2020杭电多校第一场题解
2020 Multi-University Training Contest 1
1004 Distinct Sub-palindromes
\(n\geq3\) 时考虑形如 \(abcabcabc\cdots\) 的构造。
刚开题时读成了可以不连续的字串,所以就变成了一道爆难的组合数题目。
直到第三名队友解救我们于水火之中(读题人背大锅)
#include<bits/stdc++.h>
using namespace std;
int main() {
int t;
scanf("%d", &t);
while (t--) {
int n;
scanf("%d", &n);
if (n <= 3) {
int ans = 1;
while (n--) ans *= 26;
printf("%d\n", ans);
}
else {
int ans = 26 * 25 * 24;
printf("%d\n", ans);
}
}
return 0;
}
1005 Fibonacci Sum
原题 \(ZOJ3774\) 。公式推导可以参考该题的博客。
比赛时尝试退了很久的公式,其实后来公式已经对了,但我们出现了对指数取模的奇妙操作,于是爆炸了,直到最后才发现。
本以为之后会记住这个问题,但没想到后面的比赛也出现了相同操作,只能说取模形成了肌肉记忆,让人哭笑不得。
#include<bits/stdc++.h>
#define int long long
using namespace std;
const int N = 1e5;
int f[N + 5], inv[N + 5];
const int P = 1e9 + 9;
void init() {
f[0] = 1;
for (int i = 1; i <= N; ++i)
f[i] = 1ll * i * f[i - 1] % P;
inv[N] = qpow(f[N], P - 2);
for (int i = N - 1; i >= 0; --i)
inv[i] = (i + 1ll) * inv[i + 1] % P;
}
inline int C(int n, int m) {
return 1ll * f[n] * inv[m] % P * inv[n - m] % P;
}
inline int qpow(int a, int b) {
int res = 1;
for (; b; b >>= 1) {
if (b & 1) res = res * a % P;
a = a * a % P;
}
return res;
}
signed main() {
ios::sync_with_stdio(false);
cin.tie(nullptr); cout.tie(nullptr);
int T; cin >> T;
const int sqr5 = 616991993;
const int inv2 = qpow(2, P - 2);
const int invsqr5 = qpow(sqr5, P - 2);
const int a = (sqr5 + 1ll) * inv2 % P, b = (P + 1 - sqr5) * inv2 % P;
const int invb = qpow(b, P - 2);
while (T--) {
int n, c, k;
cin >> n >> c >> k;
int q = qpow(qpow(b, k), c);
int dq = qpow(1ll * a * invb % P, c);
int da1 = -q;
int qn = qpow(q, n);
int dqn = qpow(dq, n);
int ans = 0;
int sign = k & 1 ? -1 : 1;
for (int i = 0; i <= k; ++i) {
int bin = C(k, i);
int s = sign * (q == 1 ? n % P : q * (qn - 1ll) % P * qpow(q - 1, P - 2) % P);
ans = (ans + 1ll * s * bin % P) % P;
q = 1ll * q * dq % P;
qn = 1ll * qn * dqn % P;
sign = -sign;
}
ans = 1ll * ans * qpow(invsqr5, k) % P;
ans = (ans + P) % P;
cout << ans << '\n';
}
return 0;
}
1006 Finding a MEX
每个点记录修改的时间和查询时间,用 \(\text{set}\) 维护 \(\text{mex}\),同时用 \(\text{vector}\) 数组维护每次查询的修改。
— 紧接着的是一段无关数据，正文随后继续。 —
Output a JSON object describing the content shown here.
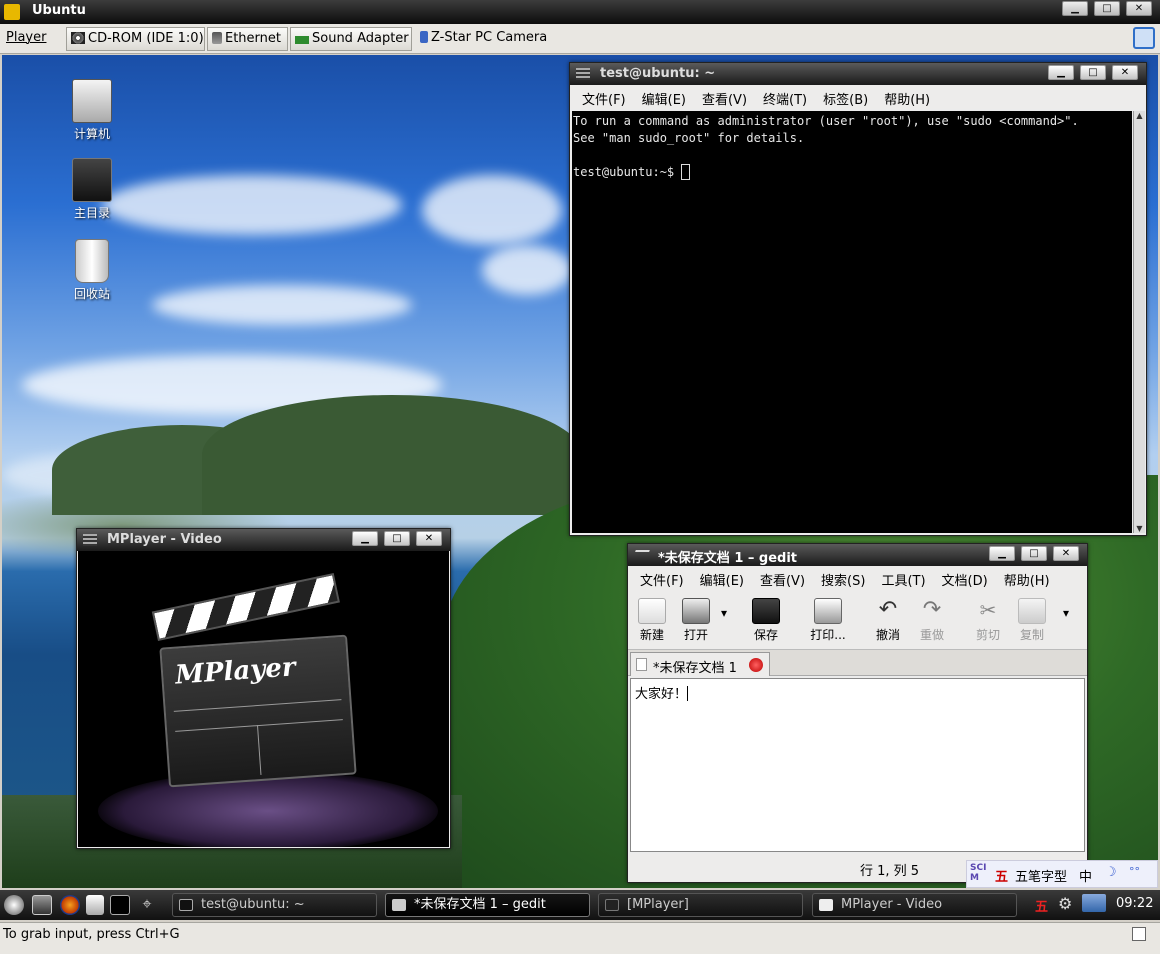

对于每个点单独维护,对于每个儿子,若修改次数大于查询次数,\(\text{vector}\) 用查询在修改中查找;若查询次数大于修改次数,\(\text{vector}\) 用修改在查询中查找。然后维护 \(\text{set}\) 求 \(\text{mex}\) 。
#include <bits/stdc++.h>
using namespace std;
typedef pair<int, int> pii;
const int maxn = 1e5 + 5;
int a[maxn];
vector<int> E[maxn], G[maxn];
vector<pii> S[maxn], V[maxn];
set<int> res;
int res_cnt[maxn];
vector<pii> out;
int main()
{
int t;
scanf("%d", &t);
for (int l = 1; l <= t; l++) {
int n, m;
scanf("%d%d", &n, &m);
out.resize(0);
for (int i = 1; i <= n; i++) {
E[i].resize(0);
G[i].resize(0);
S[i].resize(0);
}
for (int i = 1; i <= n; i++) {
scanf("%d", &a[i]);
S[i].push_back(make_pair(0, a[i]));
}
int u, v;
for (int i = 1; i <= m; i++) {
scanf("%d%d", &u, &v);
E[u].push_back(v);
E[v].push_back(u);
}
int q, type;
scanf("%d", &q);
for (int i = 1; i <= q; i++) {
scanf("%d", &type);
if (type == 1) {
scanf("%d%d", &u, &v);
S[u].push_back(make_pair(i, v));
} else {
scanf("%d", &u);
G[u].push_back(i);
}
}
for (int i = 1; i <= n; i++) {
res.clear();
for (int j = 0; j <= (int)E[i].size(); j++) {
res_cnt[j] = 0;
res.insert(j);
}
for (int j = 0; j < (int)E[i].size(); j++) {
if (a[E[i][j]] <= (int)E[i].size() && res_cnt[a[E[i][j]]]++ == 0) {
res.erase(a[E[i][j]]);
}
}
G[i].push_back(0X3f3f3f3f);
for (int j = 0; j < (int)E[i].size(); j++) {
vector<pii>& cnt = S[E[i][j]];
if ((int)G[i].size() < (int)cnt.size()) {
int pre = a[E[i][j]];
for (int k = 0; k < (int)G[i].size() - 1; k++) {
int p = upper_bound(cnt.begin(), cnt.end(), make_pair(G[i][k], 0)) - cnt.begin();
int now = cnt[p - 1].second;
if (pre != now) {
V[k].push_back(make_pair(pre, now));
pre = now;
}
}
} else {
int preval = a[E[i][j]], pretime = -1, nowval = preval;
for (int k = 1; k < (int)cnt.size(); k++) {
int p = upper_bound(G[i].begin(), G[i].end(), cnt[k].first) - G[i].begin();
if (pretime != p && p != (int)G[i].size() - 1) {
if (pretime != -1)
V[pretime].push_back(make_pair(preval, nowval));
preval = nowval;
pretime = p;
nowval = cnt[k].second;
} else if (p == pretime && p != (int)G[i].size() - 1)
nowval = cnt[k].second;
}
if (pretime != -1 && pretime != (int)G[i].size() - 1)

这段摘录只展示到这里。